09.24.07

What’s Next in Art & Design?

  • Posted by: Ben Drake

Four of our designers shared their answers in an office-wide discussion session last Friday. The first 2 presented their thoughts on how we’d get to what’s next, and the last 2 focused on a couple of emerging trends in interactivity.

The Future of Art & Design, Via Kanye West Designer 1: Adam Puncochar

Adam showed how Kanye West evolves culture by opening himself up to the influence of other artists, musicians, designers, and more. Picking 4 of West’s collaborators—Daft Punk, Takashi Murakami, Jeremy Scott, and So Me —Adam showed how West’s own work has grown from project to project.

The crucial point was not that West is plagiarizing (he’s not), or even that he’s standing on the shoulders of giants (he is, but so are the best of us). It’s how he interacts with current culture, mixing parts of it together and adding his own art to it, creating something new. Then the rest of us can react to that, pushing everything forward again. And so on.

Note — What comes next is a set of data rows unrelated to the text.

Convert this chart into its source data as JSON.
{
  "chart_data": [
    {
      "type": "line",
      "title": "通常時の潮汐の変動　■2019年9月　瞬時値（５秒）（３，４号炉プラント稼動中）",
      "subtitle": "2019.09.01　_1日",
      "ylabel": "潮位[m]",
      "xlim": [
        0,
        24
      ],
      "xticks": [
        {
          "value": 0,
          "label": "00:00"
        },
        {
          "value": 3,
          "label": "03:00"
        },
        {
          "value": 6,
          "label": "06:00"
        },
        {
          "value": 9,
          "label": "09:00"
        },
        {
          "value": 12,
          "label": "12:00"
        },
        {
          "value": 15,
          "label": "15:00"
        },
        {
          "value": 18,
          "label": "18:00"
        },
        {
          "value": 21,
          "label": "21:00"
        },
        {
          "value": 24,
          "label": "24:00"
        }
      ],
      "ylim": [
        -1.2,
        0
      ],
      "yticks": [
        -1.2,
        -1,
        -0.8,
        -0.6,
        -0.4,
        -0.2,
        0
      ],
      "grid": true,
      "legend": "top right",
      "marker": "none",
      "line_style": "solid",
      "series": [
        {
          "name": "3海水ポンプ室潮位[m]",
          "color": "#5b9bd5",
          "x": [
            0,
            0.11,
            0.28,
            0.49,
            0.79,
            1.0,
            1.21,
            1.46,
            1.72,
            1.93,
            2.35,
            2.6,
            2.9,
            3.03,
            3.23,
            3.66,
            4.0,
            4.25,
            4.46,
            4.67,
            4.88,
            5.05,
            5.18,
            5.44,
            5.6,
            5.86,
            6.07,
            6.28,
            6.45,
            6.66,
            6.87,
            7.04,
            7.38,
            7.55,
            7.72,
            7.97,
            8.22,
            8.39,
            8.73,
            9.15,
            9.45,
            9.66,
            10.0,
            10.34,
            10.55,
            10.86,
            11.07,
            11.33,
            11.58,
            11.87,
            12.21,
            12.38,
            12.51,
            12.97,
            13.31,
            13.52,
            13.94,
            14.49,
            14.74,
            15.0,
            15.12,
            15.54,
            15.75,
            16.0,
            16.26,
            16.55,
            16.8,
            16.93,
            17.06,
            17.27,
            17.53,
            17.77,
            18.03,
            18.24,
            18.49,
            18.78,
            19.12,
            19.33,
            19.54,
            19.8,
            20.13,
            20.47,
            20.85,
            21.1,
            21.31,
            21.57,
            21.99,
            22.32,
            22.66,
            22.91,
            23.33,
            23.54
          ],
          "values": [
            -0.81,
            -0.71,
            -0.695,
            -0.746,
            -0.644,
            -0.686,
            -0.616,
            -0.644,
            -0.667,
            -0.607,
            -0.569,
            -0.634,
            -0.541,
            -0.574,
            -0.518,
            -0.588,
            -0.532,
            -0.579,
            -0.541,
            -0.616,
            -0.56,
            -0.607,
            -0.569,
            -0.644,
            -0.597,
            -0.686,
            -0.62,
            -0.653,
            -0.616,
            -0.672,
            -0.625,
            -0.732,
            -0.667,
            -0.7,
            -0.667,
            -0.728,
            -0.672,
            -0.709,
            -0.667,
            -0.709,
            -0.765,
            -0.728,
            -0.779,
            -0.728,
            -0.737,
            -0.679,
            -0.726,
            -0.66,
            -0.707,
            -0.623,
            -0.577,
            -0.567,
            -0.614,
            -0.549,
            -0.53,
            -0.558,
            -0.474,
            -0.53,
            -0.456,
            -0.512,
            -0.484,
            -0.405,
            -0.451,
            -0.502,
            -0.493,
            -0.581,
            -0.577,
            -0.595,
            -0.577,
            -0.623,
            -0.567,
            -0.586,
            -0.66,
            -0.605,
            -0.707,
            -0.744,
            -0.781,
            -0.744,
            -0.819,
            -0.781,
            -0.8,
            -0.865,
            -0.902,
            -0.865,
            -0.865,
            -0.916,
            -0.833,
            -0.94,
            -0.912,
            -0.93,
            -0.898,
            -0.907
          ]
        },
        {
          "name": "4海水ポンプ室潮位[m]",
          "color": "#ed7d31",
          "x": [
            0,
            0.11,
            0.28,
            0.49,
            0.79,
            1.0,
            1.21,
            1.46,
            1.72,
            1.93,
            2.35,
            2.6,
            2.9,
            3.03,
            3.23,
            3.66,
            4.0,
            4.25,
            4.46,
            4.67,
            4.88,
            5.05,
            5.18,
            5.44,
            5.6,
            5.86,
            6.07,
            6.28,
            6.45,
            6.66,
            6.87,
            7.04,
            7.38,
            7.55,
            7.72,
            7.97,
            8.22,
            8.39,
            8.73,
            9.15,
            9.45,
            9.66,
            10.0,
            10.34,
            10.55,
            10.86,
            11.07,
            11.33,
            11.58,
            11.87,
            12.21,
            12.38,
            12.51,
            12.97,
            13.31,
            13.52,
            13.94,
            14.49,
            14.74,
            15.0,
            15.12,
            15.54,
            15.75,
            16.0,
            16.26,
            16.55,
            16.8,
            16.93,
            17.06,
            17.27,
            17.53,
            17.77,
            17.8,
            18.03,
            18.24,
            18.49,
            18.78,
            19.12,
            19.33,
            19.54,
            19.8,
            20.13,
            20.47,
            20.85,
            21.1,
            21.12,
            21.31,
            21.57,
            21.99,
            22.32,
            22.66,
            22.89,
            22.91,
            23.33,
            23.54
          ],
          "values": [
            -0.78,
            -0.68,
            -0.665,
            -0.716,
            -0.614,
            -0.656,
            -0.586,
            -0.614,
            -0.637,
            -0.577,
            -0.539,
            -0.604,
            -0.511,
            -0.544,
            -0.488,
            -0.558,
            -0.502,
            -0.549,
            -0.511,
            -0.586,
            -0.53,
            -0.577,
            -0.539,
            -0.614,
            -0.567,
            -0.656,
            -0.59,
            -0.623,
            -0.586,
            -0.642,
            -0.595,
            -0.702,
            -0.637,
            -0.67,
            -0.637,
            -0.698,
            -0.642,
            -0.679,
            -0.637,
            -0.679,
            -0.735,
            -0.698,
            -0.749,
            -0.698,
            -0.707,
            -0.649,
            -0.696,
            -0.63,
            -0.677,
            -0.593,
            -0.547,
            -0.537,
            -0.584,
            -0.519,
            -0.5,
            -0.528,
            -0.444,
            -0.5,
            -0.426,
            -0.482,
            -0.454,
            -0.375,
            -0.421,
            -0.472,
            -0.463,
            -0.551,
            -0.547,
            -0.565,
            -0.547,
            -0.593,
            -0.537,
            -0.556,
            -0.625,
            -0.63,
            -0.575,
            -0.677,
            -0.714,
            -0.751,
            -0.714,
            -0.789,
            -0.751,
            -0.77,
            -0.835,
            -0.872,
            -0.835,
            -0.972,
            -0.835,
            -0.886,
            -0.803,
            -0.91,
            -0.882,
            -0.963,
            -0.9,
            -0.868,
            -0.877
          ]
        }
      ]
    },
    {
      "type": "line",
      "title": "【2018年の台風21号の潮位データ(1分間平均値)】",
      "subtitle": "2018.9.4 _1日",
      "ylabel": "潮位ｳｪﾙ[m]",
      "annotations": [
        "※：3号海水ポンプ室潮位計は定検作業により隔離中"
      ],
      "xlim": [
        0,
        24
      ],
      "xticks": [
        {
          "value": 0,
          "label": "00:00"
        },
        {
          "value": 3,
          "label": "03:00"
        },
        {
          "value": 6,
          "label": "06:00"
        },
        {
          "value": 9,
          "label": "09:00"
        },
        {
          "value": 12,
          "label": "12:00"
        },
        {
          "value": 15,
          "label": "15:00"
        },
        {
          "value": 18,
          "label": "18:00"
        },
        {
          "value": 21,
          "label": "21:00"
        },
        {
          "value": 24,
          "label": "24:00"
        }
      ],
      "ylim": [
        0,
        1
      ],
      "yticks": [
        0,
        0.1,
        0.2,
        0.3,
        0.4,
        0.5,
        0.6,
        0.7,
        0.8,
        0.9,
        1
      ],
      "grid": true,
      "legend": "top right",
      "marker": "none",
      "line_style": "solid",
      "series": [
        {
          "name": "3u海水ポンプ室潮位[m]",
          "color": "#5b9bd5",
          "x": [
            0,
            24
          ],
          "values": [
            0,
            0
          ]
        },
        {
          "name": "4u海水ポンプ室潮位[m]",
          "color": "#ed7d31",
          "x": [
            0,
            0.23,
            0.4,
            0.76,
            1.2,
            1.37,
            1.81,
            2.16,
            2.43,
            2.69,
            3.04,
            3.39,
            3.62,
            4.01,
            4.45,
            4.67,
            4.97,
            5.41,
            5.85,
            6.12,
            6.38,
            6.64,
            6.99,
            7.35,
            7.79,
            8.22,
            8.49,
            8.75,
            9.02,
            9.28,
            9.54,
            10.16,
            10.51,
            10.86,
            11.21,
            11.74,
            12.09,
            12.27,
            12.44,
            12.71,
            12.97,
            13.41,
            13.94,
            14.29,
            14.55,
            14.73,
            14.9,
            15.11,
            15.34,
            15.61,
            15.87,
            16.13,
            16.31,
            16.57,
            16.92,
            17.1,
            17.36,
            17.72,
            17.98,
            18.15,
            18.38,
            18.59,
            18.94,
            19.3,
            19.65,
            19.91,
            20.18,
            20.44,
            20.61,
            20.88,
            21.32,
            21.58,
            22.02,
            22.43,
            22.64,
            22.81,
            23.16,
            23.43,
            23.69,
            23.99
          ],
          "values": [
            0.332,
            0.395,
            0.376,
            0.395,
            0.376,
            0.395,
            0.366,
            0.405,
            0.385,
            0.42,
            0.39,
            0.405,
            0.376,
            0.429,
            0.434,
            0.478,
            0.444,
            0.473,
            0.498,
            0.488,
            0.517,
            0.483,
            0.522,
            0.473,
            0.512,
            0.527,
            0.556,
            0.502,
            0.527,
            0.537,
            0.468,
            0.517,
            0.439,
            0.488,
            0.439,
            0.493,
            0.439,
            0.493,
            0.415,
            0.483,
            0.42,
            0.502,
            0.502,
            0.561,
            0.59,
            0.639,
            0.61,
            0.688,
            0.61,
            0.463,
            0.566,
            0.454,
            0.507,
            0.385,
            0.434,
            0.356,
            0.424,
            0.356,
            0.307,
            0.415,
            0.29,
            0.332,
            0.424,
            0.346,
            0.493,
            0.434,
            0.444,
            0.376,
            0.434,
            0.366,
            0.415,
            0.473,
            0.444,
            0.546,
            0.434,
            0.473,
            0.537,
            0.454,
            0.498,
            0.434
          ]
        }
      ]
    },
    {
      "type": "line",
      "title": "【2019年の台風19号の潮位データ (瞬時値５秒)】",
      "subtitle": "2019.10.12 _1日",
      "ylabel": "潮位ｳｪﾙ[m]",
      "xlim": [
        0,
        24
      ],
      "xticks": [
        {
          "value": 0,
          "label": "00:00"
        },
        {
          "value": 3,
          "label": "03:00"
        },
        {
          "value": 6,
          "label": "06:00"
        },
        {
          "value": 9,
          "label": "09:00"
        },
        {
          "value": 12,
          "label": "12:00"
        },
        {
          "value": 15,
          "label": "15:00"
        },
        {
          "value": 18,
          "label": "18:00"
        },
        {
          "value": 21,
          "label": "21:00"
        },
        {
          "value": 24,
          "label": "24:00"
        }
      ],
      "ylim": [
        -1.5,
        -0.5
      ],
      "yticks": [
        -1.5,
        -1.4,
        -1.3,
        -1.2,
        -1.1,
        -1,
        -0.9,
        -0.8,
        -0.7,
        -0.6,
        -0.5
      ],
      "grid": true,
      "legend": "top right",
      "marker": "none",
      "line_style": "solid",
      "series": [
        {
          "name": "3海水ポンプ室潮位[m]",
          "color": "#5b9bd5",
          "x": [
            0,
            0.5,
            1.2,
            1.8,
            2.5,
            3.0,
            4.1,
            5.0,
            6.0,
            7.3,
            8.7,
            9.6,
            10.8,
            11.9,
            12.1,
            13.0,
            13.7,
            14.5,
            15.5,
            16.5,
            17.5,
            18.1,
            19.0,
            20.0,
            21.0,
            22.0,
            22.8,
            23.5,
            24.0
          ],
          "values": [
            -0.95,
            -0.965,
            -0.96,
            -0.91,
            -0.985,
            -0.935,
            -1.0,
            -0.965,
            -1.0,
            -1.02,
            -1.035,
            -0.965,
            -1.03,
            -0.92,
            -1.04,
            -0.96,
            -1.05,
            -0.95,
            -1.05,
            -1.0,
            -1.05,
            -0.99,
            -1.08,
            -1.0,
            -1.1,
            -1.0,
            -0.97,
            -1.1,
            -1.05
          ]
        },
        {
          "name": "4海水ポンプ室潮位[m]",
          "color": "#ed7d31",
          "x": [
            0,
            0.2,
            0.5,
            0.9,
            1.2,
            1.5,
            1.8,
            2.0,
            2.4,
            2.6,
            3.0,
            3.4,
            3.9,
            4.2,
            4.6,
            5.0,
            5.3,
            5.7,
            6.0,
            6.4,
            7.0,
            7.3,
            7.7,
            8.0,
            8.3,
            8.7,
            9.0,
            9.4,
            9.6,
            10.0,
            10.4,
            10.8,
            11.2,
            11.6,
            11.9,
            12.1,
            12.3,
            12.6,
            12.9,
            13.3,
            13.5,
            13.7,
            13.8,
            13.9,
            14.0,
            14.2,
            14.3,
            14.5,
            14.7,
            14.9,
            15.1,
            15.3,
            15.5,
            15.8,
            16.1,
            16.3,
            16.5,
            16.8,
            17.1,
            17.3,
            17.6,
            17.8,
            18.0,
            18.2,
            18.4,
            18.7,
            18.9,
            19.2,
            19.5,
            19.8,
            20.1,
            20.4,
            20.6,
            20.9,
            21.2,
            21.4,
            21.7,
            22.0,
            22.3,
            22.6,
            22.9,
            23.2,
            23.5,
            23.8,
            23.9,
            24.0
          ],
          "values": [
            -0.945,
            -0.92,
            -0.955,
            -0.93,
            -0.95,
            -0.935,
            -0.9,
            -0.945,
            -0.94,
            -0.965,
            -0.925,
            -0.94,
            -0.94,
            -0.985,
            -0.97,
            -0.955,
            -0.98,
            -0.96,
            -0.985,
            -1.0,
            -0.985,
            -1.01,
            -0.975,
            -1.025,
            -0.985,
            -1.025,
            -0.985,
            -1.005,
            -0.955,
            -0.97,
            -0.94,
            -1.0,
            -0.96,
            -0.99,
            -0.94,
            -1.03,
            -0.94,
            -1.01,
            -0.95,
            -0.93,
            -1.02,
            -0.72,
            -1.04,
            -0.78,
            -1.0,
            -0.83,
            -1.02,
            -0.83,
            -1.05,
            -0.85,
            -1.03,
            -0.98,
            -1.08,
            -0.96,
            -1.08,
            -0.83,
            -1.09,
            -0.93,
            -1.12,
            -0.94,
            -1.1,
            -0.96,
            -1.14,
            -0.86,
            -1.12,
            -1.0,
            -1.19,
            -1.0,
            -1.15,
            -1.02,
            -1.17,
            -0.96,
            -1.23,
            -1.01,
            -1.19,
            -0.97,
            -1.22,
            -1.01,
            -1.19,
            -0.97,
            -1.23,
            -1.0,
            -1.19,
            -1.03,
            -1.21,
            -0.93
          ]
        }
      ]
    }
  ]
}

Isn’t this the roadmap to the future of art and design? Be like Kanye West. Develop something new by building on what’s now. Insert yourself into it, and move it forward.

I’ve always loved how one person like West can take you into a web of influences. Kanye West might not be your touchstone, but take your favorite artist and see where he or she can lead you. It’s like self-improvement through six degrees of Kevin Bacon. Just try somebody cooler than Kevin Bacon.

Hybrid Spaces, Via Holland Designer 2: Shawn Hoekstra

Our own Dutch Boy, Shawn shared part of how he’s lately been trying to force himself to move into the future of art and design. Starting with some of the great architecture in Holland, he focused on what he calls “hybrid spaces”—spaces that mix, deconstruct, or redefine interactive and “real” spaces.

Among his wealth of examples and thoughtstarters: a Dutch park that seeks to reimagine a cultural space in a park supported by corporate grants. A museum with an interactive collection that lets you sort and make your own connections between pieces. A house split in half by a power saw. Koolhaas’ Prada store. Projection bombing that turns outdoor space into a graffiti artist’s screen.

Shawn’s underlying idea was that we need to force ourselves to question how we interact with our computer screens, and how we expect them to interact with the world.